Back in 2001, I was lucky enough to catch The Faint on consecutive nights at Bowery Ballroom and North Six. Each night, they took forever to set up, but it was well worth the wait. Both shows started the same way—keyboardist Jacob Thiele stood front center on a dark stage singing the slow-moving "Sealed Human." Fog, strobes, and the thunderous metal guitar playing of Dapose all ignited with perfect timing to make for the perfect start to two of the finest live performances I’ve ever seen. This was The Faint at their peak. Danse Macabre had just been released, and with the addition of Dapose on guitar, their live sound had been given an extra boost.
Following the release of Wet From Birth, I saw them at Webster Hall. Though the band had implemented the element of video into their performances, the concert wasn’t quite as moving as back in 2001.

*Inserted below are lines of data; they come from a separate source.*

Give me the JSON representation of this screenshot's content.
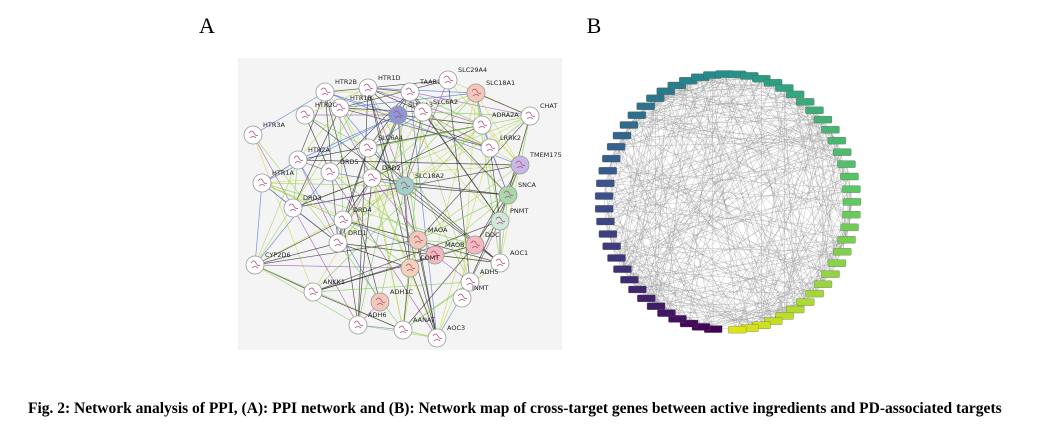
{
  "panels": [
    {
      "label": "A",
      "nodes": [
        {
          "label": "HTR2B",
          "color": "#ffffff"
        },
        {
          "label": "HTR1D",
          "color": "#ffffff"
        },
        {
          "label": "TAAR1",
          "color": "#ffffff"
        },
        {
          "label": "SLC29A4",
          "color": "#ffffff"
        },
        {
          "label": "SLC18A1",
          "color": "#f2c9b8"
        },
        {
          "label": "HTR1B",
          "color": "#ffffff"
        },
        {
          "label": "HTR2C",
          "color": "#ffffff"
        },
        {
          "label": "SLC6A3",
          "color": "#8d97d6"
        },
        {
          "label": "SLC6A2",
          "color": "#ffffff"
        },
        {
          "label": "ADRA2A",
          "color": "#ffffff"
        },
        {
          "label": "CHAT",
          "color": "#ffffff"
        },
        {
          "label": "HTR3A",
          "color": "#ffffff"
        },
        {
          "label": "LRRK2",
          "color": "#ffffff"
        },
        {
          "label": "TMEM175",
          "color": "#c8b8e6"
        },
        {
          "label": "HTR2A",
          "color": "#ffffff"
        },
        {
          "label": "DRD5",
          "color": "#ffffff"
        },
        {
          "label": "DRD2",
          "color": "#ffffff"
        },
        {
          "label": "SLC18A2",
          "color": "#9fd1c8"
        },
        {
          "label": "SLC6A4",
          "color": "#ffffff"
        },
        {
          "label": "SNCA",
          "color": "#a8d8a8"
        },
        {
          "label": "HTR1A",
          "color": "#ffffff"
        },
        {
          "label": "DRD3",
          "color": "#ffffff"
        },
        {
          "label": "PNMT",
          "color": "#cfe8d8"
        },
        {
          "label": "DRD4",
          "color": "#ffffff"
        },
        {
          "label": "DDC",
          "color": "#f4b8c0"
        },
        {
          "label": "MAOA",
          "color": "#f2c9b8"
        },
        {
          "label": "MAOB",
          "color": "#f4b8c0"
        },
        {
          "label": "DRD1",
          "color": "#ffffff"
        },
        {
          "label": "AOC1",
          "color": "#ffffff"
        },
        {
          "label": "CYP2D6",
          "color": "#ffffff"
        },
        {
          "label": "COMT",
          "color": "#f2d2b8"
        },
        {
          "label": "ADH5",
          "color": "#ffffff"
        },
        {
          "label": "INMT",
          "color": "#ffffff"
        },
        {
          "label": "ANKK1",
          "color": "#ffffff"
        },
        {
          "label": "ADH1C",
          "color": "#f2c9b8"
        },
        {
          "label": "ADH6",
          "color": "#ffffff"
        },
        {
          "label": "AANAT",
          "color": "#ffffff"
        },
        {
          "label": "AOC3",
          "color": "#ffffff"
        }
      ]
    },
    {
      "label": "B"
    }
  ],
  "caption": "Fig. 2: Network analysis of PPI, (A): PPI network and (B): Network map of cross-target genes between active ingredients and PD-associated targets"
}
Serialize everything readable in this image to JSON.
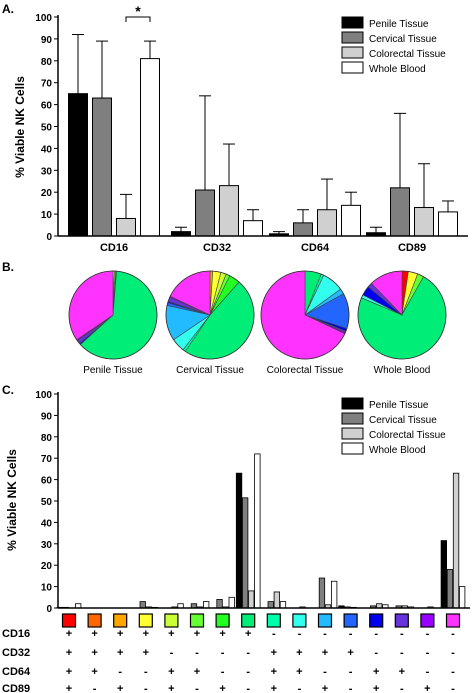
{
  "panels": {
    "a": "A.",
    "b": "B.",
    "c": "C."
  },
  "colors": {
    "penile": "#000000",
    "cervical": "#7f7f7f",
    "colorectal": "#d0d0d0",
    "blood": "#ffffff",
    "pie_slices": [
      "#ff0000",
      "#ff6600",
      "#ffa500",
      "#ffff33",
      "#ccff33",
      "#66ff33",
      "#22ff22",
      "#00ee77",
      "#00ffaa",
      "#33ffee",
      "#22bbff",
      "#2266ff",
      "#0000ee",
      "#6633dd",
      "#9900ff",
      "#ff33ff"
    ]
  },
  "chart_data": [
    {
      "type": "bar",
      "panel": "A.",
      "ylabel": "% Viable NK Cells",
      "ylim": [
        0,
        100
      ],
      "yticks": [
        0,
        10,
        20,
        30,
        40,
        50,
        60,
        70,
        80,
        90,
        100
      ],
      "categories": [
        "CD16",
        "CD32",
        "CD64",
        "CD89"
      ],
      "legend_position": "top-right",
      "significance": {
        "label": "*",
        "category": "CD16",
        "between": [
          "Colorectal Tissue",
          "Whole Blood"
        ]
      },
      "series": [
        {
          "name": "Penile Tissue",
          "values": [
            65,
            2,
            1,
            1.5
          ],
          "errors": [
            27,
            2,
            1,
            2.5
          ]
        },
        {
          "name": "Cervical Tissue",
          "values": [
            63,
            21,
            6,
            22
          ],
          "errors": [
            26,
            43,
            6,
            34
          ]
        },
        {
          "name": "Colorectal Tissue",
          "values": [
            8,
            23,
            12,
            13
          ],
          "errors": [
            11,
            19,
            14,
            20
          ]
        },
        {
          "name": "Whole Blood",
          "values": [
            81,
            7,
            14,
            11
          ],
          "errors": [
            8,
            5,
            6,
            5
          ]
        }
      ]
    },
    {
      "type": "pie",
      "panel": "B.",
      "pies": [
        {
          "label": "Penile Tissue",
          "values": [
            0,
            0,
            0,
            0,
            0.5,
            0.5,
            0.3,
            62,
            0,
            0,
            0,
            0,
            0.5,
            1.2,
            0.5,
            34.5
          ]
        },
        {
          "label": "Cervical Tissue",
          "values": [
            0,
            0,
            1,
            3,
            2,
            1.5,
            4,
            48,
            1,
            5,
            13,
            1,
            0.5,
            1.5,
            0.5,
            18
          ]
        },
        {
          "label": "Colorectal Tissue",
          "values": [
            0,
            0,
            0,
            0,
            0,
            0,
            0,
            6,
            1,
            8,
            2,
            13,
            1,
            0.5,
            0.5,
            68
          ]
        },
        {
          "label": "Whole Blood",
          "values": [
            2,
            0,
            0,
            3,
            0,
            2,
            0,
            63,
            0,
            1,
            0,
            0,
            3,
            1.5,
            0,
            10.5
          ]
        }
      ]
    },
    {
      "type": "bar",
      "panel": "C.",
      "ylabel": "% Viable NK Cells",
      "ylim": [
        0,
        100
      ],
      "yticks": [
        0,
        10,
        20,
        30,
        40,
        50,
        60,
        70,
        80,
        90,
        100
      ],
      "legend_position": "top-right",
      "series": [
        {
          "name": "Penile Tissue",
          "values": [
            0.3,
            0,
            0,
            0,
            0,
            0,
            0,
            63,
            0,
            0,
            0,
            1,
            0,
            0,
            0,
            31.5
          ]
        },
        {
          "name": "Cervical Tissue",
          "values": [
            0.3,
            0,
            0,
            3,
            0,
            2,
            4,
            51.5,
            3,
            0,
            14,
            0.5,
            1,
            1,
            0,
            18
          ]
        },
        {
          "name": "Colorectal Tissue",
          "values": [
            0,
            0,
            0,
            0.5,
            0.5,
            0.5,
            0.5,
            8,
            7.5,
            0.5,
            1.5,
            0.3,
            2,
            1,
            0.5,
            63
          ]
        },
        {
          "name": "Whole Blood",
          "values": [
            2,
            0,
            0,
            0.3,
            2,
            3,
            5,
            72,
            3,
            0,
            12.5,
            0,
            1.5,
            0.5,
            0,
            10
          ]
        }
      ],
      "combination_rows": [
        {
          "label": "CD16",
          "signs": [
            "+",
            "+",
            "+",
            "+",
            "+",
            "+",
            "+",
            "+",
            "-",
            "-",
            "-",
            "-",
            "-",
            "-",
            "-",
            "-"
          ]
        },
        {
          "label": "CD32",
          "signs": [
            "+",
            "+",
            "+",
            "+",
            "-",
            "-",
            "-",
            "-",
            "+",
            "+",
            "+",
            "+",
            "-",
            "-",
            "-",
            "-"
          ]
        },
        {
          "label": "CD64",
          "signs": [
            "+",
            "+",
            "-",
            "-",
            "+",
            "+",
            "-",
            "-",
            "+",
            "+",
            "-",
            "-",
            "+",
            "+",
            "-",
            "-"
          ]
        },
        {
          "label": "CD89",
          "signs": [
            "+",
            "-",
            "+",
            "-",
            "+",
            "-",
            "+",
            "-",
            "+",
            "-",
            "+",
            "-",
            "+",
            "-",
            "+",
            "-"
          ]
        }
      ]
    }
  ]
}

Then, until releasing new single "The Geeks Were Right" in June, they seemed to have disappeared. Spending nearly four years between Wet From Birth and 2008’s Fasciinatiion, The Faint took the risk of being forgotten, and a lot has changed in these last four years, while people have grown to have less and less of an attention span. Plenty of bands have come and gone under the hysteria of hype, and the ’80s retro dance revival scene that The Faint helped create is no longer what it was. So, it was interesting to see the band booked at Terminal 5—the largest venue the band has ever headlined in New York City (which singer Todd Fink acknowledged during the performance). Though they didn’t sell it out in advance, and the club seemed to be almost empty until after the two opening performances, they did manage to fill the place.

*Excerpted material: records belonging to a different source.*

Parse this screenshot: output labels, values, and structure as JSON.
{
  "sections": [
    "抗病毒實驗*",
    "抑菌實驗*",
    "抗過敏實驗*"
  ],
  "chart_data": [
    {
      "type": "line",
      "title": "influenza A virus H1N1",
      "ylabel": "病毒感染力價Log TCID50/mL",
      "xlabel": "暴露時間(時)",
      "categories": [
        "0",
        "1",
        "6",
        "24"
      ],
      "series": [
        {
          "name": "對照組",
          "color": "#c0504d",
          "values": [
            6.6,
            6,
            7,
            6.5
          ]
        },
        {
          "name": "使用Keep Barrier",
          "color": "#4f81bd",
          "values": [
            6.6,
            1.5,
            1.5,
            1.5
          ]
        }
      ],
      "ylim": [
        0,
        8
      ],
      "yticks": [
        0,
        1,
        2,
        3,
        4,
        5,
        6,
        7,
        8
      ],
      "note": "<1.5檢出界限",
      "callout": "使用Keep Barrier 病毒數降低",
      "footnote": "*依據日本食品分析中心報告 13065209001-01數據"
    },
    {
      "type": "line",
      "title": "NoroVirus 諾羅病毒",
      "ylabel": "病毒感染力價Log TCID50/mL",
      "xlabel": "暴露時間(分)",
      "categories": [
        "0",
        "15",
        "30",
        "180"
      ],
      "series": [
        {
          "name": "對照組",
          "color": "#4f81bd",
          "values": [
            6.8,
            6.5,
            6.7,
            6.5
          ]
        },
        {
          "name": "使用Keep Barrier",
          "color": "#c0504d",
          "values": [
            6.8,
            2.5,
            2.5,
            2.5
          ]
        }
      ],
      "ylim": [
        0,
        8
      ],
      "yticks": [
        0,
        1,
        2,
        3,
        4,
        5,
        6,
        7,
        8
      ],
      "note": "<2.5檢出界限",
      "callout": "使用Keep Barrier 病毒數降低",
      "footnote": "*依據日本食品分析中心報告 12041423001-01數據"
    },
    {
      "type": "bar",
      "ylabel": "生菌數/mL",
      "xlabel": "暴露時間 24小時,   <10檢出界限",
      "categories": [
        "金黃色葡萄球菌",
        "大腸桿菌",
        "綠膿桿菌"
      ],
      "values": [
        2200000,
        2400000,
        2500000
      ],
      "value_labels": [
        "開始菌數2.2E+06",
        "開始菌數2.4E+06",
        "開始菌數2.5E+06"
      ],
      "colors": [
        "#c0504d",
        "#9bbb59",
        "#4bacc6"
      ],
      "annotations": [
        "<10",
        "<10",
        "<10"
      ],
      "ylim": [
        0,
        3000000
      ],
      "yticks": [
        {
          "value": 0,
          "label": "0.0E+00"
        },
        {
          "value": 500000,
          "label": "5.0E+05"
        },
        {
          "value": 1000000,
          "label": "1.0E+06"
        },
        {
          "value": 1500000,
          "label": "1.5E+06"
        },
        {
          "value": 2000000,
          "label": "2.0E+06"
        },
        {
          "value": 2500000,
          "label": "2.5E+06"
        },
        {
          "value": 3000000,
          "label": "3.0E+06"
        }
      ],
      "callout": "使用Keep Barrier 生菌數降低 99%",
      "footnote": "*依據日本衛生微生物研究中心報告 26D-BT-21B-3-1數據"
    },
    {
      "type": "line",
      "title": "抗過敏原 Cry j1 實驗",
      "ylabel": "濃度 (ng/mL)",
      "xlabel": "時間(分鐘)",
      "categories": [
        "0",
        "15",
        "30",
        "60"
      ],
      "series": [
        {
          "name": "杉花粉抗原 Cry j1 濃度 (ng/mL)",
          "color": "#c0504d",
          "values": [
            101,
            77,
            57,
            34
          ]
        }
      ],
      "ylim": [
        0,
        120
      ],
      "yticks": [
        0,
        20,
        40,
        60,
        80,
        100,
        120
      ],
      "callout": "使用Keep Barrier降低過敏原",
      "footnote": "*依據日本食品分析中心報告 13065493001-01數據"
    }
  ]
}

Just like the old days, The Faint took forever to finally take the stage. Nearly an hour passed between the severely under-appreciated performance by Anti Pop Consortium and The Faint’s first note, but with Joel Peterson’s first rumbling bass-line on "Agenda Suicide," all was forgiven. Everything clicked into place for The Faint last night as they triumphantly returned to their perch as one of the country’s best live bands. Wonderful projected video created a beautiful backdrop, while the band was showered with insane pulsating lights and strobes. The entire band played with a load of energy—especially Todd Fink, who danced around the stage looking like a mad scientist, wearing black goggles and a white trench coat.

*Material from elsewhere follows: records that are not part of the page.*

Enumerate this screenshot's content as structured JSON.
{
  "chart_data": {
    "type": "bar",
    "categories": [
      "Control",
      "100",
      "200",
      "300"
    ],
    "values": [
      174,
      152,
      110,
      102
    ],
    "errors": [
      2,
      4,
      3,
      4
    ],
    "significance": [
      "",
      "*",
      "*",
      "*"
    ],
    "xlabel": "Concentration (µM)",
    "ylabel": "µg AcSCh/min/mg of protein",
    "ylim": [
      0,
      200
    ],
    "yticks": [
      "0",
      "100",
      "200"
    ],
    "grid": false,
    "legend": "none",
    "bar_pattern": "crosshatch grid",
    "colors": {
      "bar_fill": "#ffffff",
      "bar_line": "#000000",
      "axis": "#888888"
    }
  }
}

Their set consisted of a handful of their best songs from each of their four albums. [We'll just pretend Media never existed. They do.]. New songs like "The Geeks Were Right" and "Psycho" mixed in well but never got the crowd moving like classics "Worked Up So Sexual" and "Glass Danse." It seems like they’ve been gone for quite some time, and last night’s performance was a very welcome return. Let’s just hope they don’t another four years between records and tours.